- Born: Thozamile Taki 1971 (age 54–55) Majola, Port St. Johns, South Africa
- Other name: "The Sugarcane Killer"
- Convictions: Murder Armed robbery
- Criminal penalty: 13 life sentences (208 years for armed robbery)

Details
- Victims: 13
- Country: South Africa
- Date apprehended: 2007

= Thozamile Taki =

South African serial killer

Thozamile Taki (born 1971), known as The Sugarcane Killer, is a South African serial killer who killed 13 women aged 18–25, dumping their bodies in agricultural plantations.

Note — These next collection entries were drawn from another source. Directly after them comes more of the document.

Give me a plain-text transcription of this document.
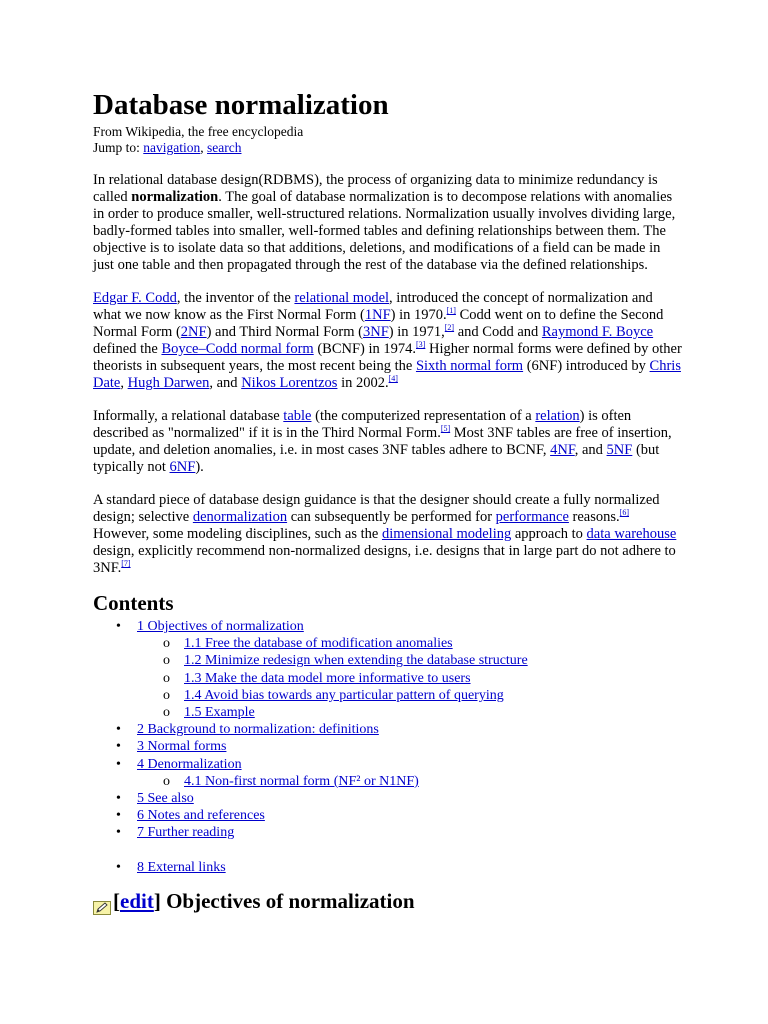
Database normalization

From Wikipedia, the free encyclopedia

Jump to: navigation, search

In relational database design(RDBMS), the process of organizing data to minimize redundancy is called normalization. The goal of database normalization is to decompose relations with anomalies in order to produce smaller, well-structured relations. Normalization usually involves dividing large, badly-formed tables into smaller, well-formed tables and defining relationships between them. The objective is to isolate data so that additions, deletions, and modifications of a field can be made in just one table and then propagated through the rest of the database via the defined relationships.

Edgar F. Codd, the inventor of the relational model, introduced the concept of normalization and what we now know as the First Normal Form (1NF) in 1970.[1] Codd went on to define the Second Normal Form (2NF) and Third Normal Form (3NF) in 1971,[2] and Codd and Raymond F. Boyce defined the Boyce–Codd normal form (BCNF) in 1974.[3] Higher normal forms were defined by other theorists in subsequent years, the most recent being the Sixth normal form (6NF) introduced by Chris Date, Hugh Darwen, and Nikos Lorentzos in 2002.[4]

Informally, a relational database table (the computerized representation of a relation) is often described as "normalized" if it is in the Third Normal Form.[5] Most 3NF tables are free of insertion, update, and deletion anomalies, i.e. in most cases 3NF tables adhere to BCNF, 4NF, and 5NF (but typically not 6NF).

A standard piece of database design guidance is that the designer should create a fully normalized design; selective denormalization can subsequently be performed for performance reasons.[6] However, some modeling disciplines, such as the dimensional modeling approach to data warehouse design, explicitly recommend non-normalized designs, i.e. designs that in large part do not adhere to 3NF.[7]

Contents
• 1 Objectives of normalization
o 1.1 Free the database of modification anomalies
o 1.2 Minimize redesign when extending the database structure
o 1.3 Make the data model more informative to users
o 1.4 Avoid bias towards any particular pattern of querying
o 1.5 Example
• 2 Background to normalization: definitions
• 3 Normal forms
• 4 Denormalization
o 4.1 Non-first normal form (NF² or N1NF)
• 5 See also
• 6 Notes and references
• 7 Further reading
• 8 External links
[ edit ] Objectives of normalization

On 19 January 2011, Taki was sentenced to 13 life sentences for the murders and an additional 208 years, 16 years for each of his victims of armed robbery.

Taki murdered 10 victims in the sugarcane plantations around the town of Umzinto in the South Coast of KwaZulu-Natal as well as a further three victims in the tea plantations near Port St. Johns in the Eastern Cape. Body parts of some of his victims are alleged to have been provided to a local traditional healer or sangoma.

Taki was remanded at Westville Prison during his trial. On 21 February 2010, Taki, along with eight other prisoners, attempted to escape from the prison. Taki fell from the roof of his fourth-floor cell, seriously injuring himself while his accomplices successfully escaped. His trial was adjourned pending his recovery.

On 2 March 2010, Taki, now using a wheelchair, entered court requesting that his girlfriend be given bail. Judge King Ndlovu postponed the trial until 30 April 2010, during which the remaining eight of the state's 103 witnesses were to testify. On 23 December 2010, Taki was convicted on all charges.